Syphilis has made a comeback in the U.S., and health researchers are using Google searches and tweets in an effort to predict the next outbreak.
After decades of steady decline, infection rates for the sexually transmitted disease started to rise after hitting a historic low in 2000 — from 2.2 cases per 100,000 people to 8.7 cases per 100,000 in 2015 and 2016, according to the Centers for Disease Control and Prevention.
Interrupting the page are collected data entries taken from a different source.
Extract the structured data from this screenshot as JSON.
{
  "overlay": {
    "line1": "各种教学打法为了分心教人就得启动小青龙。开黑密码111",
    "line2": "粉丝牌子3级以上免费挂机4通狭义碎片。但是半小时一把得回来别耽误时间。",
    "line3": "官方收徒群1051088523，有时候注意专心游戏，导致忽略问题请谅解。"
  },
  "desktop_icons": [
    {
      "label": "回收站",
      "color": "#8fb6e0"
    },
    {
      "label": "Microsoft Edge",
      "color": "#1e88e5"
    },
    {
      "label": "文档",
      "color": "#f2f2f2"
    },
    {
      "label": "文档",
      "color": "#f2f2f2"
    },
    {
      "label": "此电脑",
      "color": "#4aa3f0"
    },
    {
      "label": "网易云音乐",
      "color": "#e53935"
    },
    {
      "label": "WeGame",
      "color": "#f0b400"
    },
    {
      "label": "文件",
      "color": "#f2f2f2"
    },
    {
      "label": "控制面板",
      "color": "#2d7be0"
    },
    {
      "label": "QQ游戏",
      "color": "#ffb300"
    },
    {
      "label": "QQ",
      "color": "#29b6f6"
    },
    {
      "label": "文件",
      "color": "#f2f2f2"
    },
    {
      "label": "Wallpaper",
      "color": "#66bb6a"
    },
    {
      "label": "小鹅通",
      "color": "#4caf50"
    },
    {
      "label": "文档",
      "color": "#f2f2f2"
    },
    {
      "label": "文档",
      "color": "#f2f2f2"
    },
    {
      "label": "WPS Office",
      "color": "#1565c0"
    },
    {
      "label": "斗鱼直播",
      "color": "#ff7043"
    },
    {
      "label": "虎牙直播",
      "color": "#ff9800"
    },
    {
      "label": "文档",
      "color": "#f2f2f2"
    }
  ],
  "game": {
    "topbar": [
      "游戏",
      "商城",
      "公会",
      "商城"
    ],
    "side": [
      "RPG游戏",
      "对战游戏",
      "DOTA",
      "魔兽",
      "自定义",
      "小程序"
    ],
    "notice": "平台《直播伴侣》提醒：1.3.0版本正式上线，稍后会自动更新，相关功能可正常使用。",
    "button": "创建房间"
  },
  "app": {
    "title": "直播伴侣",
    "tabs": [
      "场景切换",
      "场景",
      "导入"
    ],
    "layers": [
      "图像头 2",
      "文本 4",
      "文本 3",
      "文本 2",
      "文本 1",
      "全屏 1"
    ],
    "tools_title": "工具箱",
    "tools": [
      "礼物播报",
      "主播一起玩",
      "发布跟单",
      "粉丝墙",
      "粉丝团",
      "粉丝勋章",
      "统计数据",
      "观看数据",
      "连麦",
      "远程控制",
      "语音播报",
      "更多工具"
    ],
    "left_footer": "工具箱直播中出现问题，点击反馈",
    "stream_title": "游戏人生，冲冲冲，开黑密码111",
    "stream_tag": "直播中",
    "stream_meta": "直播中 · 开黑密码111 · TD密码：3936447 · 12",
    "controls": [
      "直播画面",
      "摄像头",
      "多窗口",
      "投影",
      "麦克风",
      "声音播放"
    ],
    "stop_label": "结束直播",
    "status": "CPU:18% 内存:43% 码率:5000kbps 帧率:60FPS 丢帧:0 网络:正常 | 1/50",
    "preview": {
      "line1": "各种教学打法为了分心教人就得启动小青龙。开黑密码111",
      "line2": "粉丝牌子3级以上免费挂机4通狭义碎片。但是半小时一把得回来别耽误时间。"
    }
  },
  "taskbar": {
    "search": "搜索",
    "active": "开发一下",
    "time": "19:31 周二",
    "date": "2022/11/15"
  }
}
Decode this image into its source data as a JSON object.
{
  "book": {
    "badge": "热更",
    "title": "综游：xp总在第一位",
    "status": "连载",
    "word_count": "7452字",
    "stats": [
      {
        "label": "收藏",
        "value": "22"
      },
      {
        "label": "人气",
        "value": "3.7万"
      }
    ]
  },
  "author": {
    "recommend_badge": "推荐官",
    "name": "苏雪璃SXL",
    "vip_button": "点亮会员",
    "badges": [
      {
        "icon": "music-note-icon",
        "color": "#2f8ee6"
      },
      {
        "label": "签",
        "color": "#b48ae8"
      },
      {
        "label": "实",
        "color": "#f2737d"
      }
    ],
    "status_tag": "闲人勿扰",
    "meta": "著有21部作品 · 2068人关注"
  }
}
Researchers at the University of California at Los Angeles working with the CDC have developed an artificial intelligence program that can identify with high accuracy where and when a syphilis outbreak is likely to occur based on Google search terms and social media comments related to risky sexual behavior.
Lead researcher Sean Young, executive director of the University of California Institute for Prediction Technology, said the technology will allow public health officials to respond immediately to crises and eliminate a lag time of up to five years between an outbreak and its detection.
“Oftentimes, once the CDC finds out about disease outbreaks, there have been so many cases that have already been spread and transmitted that it’s just become a disaster,” Mr. Young told The Washington Times. “So if we can get ahead of the curve, that would really help.”
In creating the artificial intelligence program, researchers relied on syphilis incidence reports that hospitals and medical providers across the country have been required to submit to health officials since the 1940s.
They fed the program data on syphilis cases reported from 2012 to 2014 and had it compare this data with search terms and tweets referencing risky sexual activity during the same period. The computer program “learned” to detect patterns in social media posting and search queries as indicative of an STD outbreak, pinpointing vulnerable areas at the county and state levels.
The Google search portion of the research was published last week in the journal Epidemiology, and the Twitter portion is in the April issue of Preventive Medicine.
To protect the privacy of study participants, the researchers didn’t identify the specific keywords they mined on Google but generally described search queries including “sex,” “STD help,” “sex without a condom,” “do I have an STD,” “symptoms of STD’s” and “how to find sex right now.”
In the Twitter study, the researchers identified more than 8,500 tweets, looking for “colloquial terms for intercourse” that were often crude mentions of genitals or sex.
“They will tell you that they are drunk driving, they’ll tell you the types of drugs they’re using, they’ll tell you who they’re having sex with,” Mr. Young said of Twitter users his team observed.
“People are very comfortable putting anything and everything out there, and they don’t really question it. … It’s become a social norm that ‘I can and do share,’ and that’s the way, especially younger people, connect with each other,” he added.
Syphilis manifests in four stages: first with genital sores, then with a skin rash, swollen lymph nodes or fever. A period of no symptoms can last from a few weeks to several years. But if the infection is untreated, it can cause severe problems in the heart, brain or other organs. When caught early, syphilis is treated with penicillin.
The researchers decided to test that the artificial intelligence had accurately identified a pattern between the syphilis reports and the internet data. They selected a time frame for which they had data about syphilis cases and of which the program was not aware. They then fed it 144 weeks’ worth of social media comments and found that the program had a 90 percent accuracy rate in identifying where and when syphilis cases occurred.
“It’s not just identifying some association,” Mr. Young said. “[We asked], can it be used to predict the future? And found that it was able to.”
Scouring user data to predict an adverse event has science-fiction overtones, and Mr. Young said it’s hard to discount comparisons to “Minority Report,” the 2002 action film in which people are arrested before they can commit crimes.
“It’s definitely Big Brother-ish … but we’re living in a time where everything is Big Brother-ish,” he said.
Mr. Young, who is also an associate professor of family medicine at UCLA, said his team is aware of the delicate balance between helping the public and invasion of privacy. Follow-up interviews with research subjects showed that they largely approved of using their data for public health purposes, he said.
“Generally… people are saying, ‘Companies are already monitoring everything we do, so if researchers and public health officials can apply these same methods — but to promote public health and social good — then we support you,’” he said.